Bob Schaible
Hatching
- Aug 7, 2017
- 3
- 2
- 9
I have produced blue mottled chickens by appropriate crosses descended from a cross of Ancona and Blue Andalusian and found that the mottling (particularly the amount of white) remained reasonably constant in the three generations of crosses. Since the cross of Exchequer Leghorn and Ancona is reported to result in a wide variety in amount of white in the progeny Carefoot, 1987), it appears that mottled and pied are controlled by two different alleles (different mutations of the same gene). If a testcross of the F1 of the cross were conducted by backcrossing the F! to the Ancona parent breed, the backcross offspring would be expected to be 50% typically mottled and 50% of the wide variation of white found in the Exchequer Leghorn if the genes for mottling and pied were alleles (multiple alleles hypothesis).
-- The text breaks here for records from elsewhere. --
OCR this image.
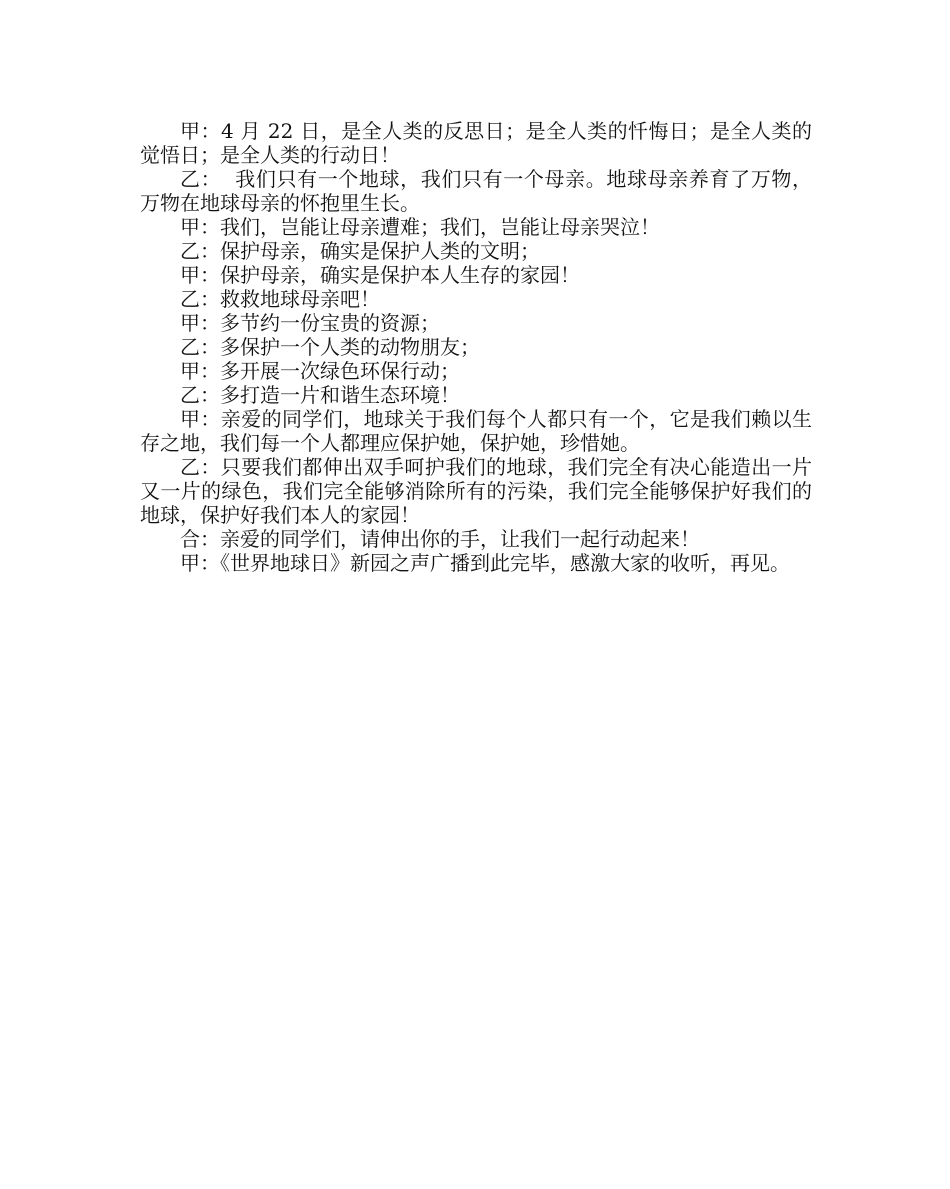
甲：4 月 22 日，是全人类的反思日；是全人类的忏悔日；是全人类的觉悟日；是全人类的行动日！

乙：  我们只有一个地球，我们只有一个母亲。地球母亲养育了万物，  万物在地球母亲的怀抱里生长。

甲：我们，岂能让母亲遭难；我们，岂能让母亲哭泣！

乙：保护母亲，确实是保护人类的文明；

甲：保护母亲，确实是保护本人生存的家园！

乙：救救地球母亲吧！

甲：多节约一份宝贵的资源；

乙：多保护一个人类的动物朋友；

甲：多开展一次绿色环保行动；

乙：多打造一片和谐生态环境！

甲：亲爱的同学们，地球关于我们每个人都只有一个，它是我们赖以生存之地，我们每一个人都理应保护她，保护她，珍惜她。

乙：只要我们都伸出双手呵护我们的地球，我们完全有决心能造出一片又一片的绿色，我们完全能够消除所有的污染，我们完全能够保护好我们的地球，保护好我们本人的家园！

合：亲爱的同学们，请伸出你的手，让我们一起行动起来！

甲：《世界地球日》新园之声广播到此完毕，感激大家的收听，再见。
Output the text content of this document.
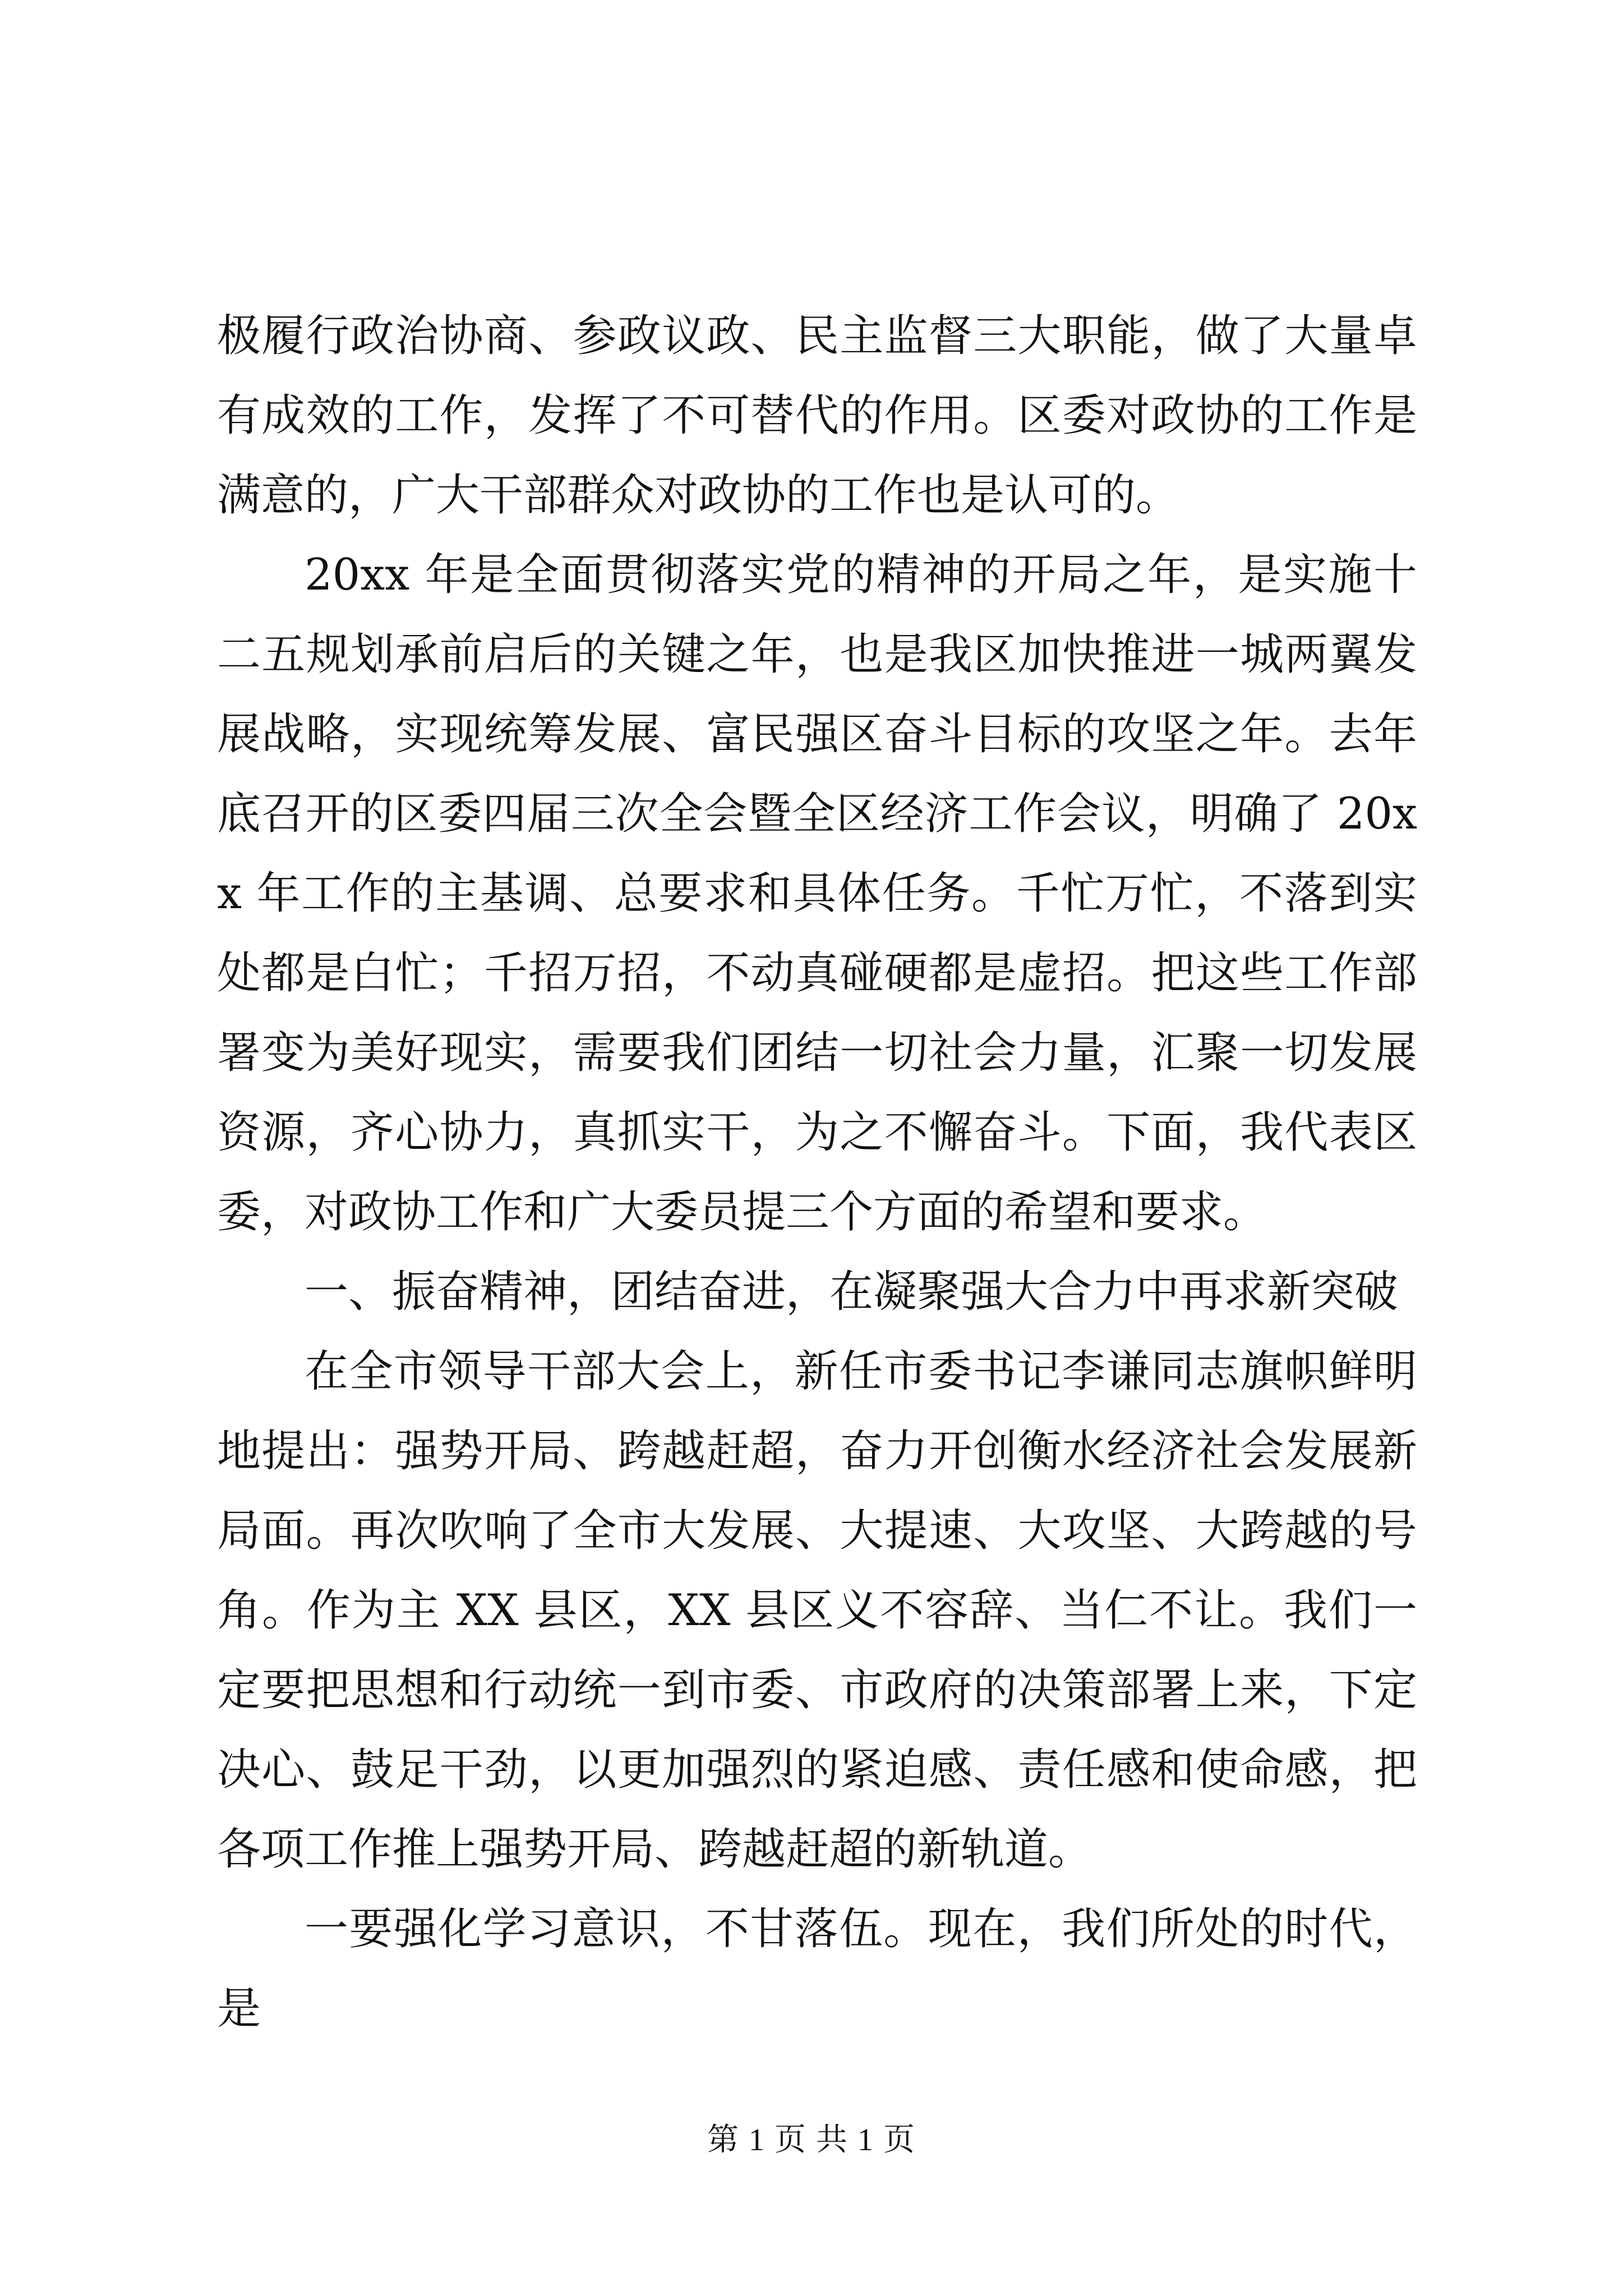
极履行政治协商、参政议政、民主监督三大职能，做了大量卓有成效的工作，发挥了不可替代的作用。区委对政协的工作是满意的，广大干部群众对政协的工作也是认可的。

20xx 年是全面贯彻落实党的精神的开局之年，是实施十二五规划承前启后的关键之年，也是我区加快推进一城两翼发展战略，实现统筹发展、富民强区奋斗目标的攻坚之年。去年底召开的区委四届三次全会暨全区经济工作会议，明确了 20xx 年工作的主基调、总要求和具体任务。千忙万忙，不落到实处都是白忙；千招万招，不动真碰硬都是虚招。把这些工作部署变为美好现实，需要我们团结一切社会力量，汇聚一切发展资源，齐心协力，真抓实干，为之不懈奋斗。下面，我代表区委，对政协工作和广大委员提三个方面的希望和要求。

一、振奋精神，团结奋进，在凝聚强大合力中再求新突破

在全市领导干部大会上，新任市委书记李谦同志旗帜鲜明地提出：强势开局、跨越赶超，奋力开创衡水经济社会发展新局面。再次吹响了全市大发展、大提速、大攻坚、大跨越的号角。作为主 XX 县区，XX 县区义不容辞、当仁不让。我们一定要把思想和行动统一到市委、市政府的决策部署上来，下定决心、鼓足干劲，以更加强烈的紧迫感、责任感和使命感，把各项工作推上强势开局、跨越赶超的新轨道。

一要强化学习意识，不甘落伍。现在，我们所处的时代，是

第 1 页 共 1 页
If the genes were independent, incompletely dominant autosomal genes as suggested by Smyth (1990), the backcross progeny would be expected to be 25% typically mottled, 25% solid black, 25% pied like the Exchequer and 25% with wide variation in amount of white like the F1. The latter two classes would be difficult to distinguish from each other but the former two classes should be easy to classify and thus determine a different result from the multiple alleles hypothesis. I will check the articles by Carefoot (1987) and Smyth (1990) but I doubt that the testcross has been made. Please reply if you know that the testcross has been conducted.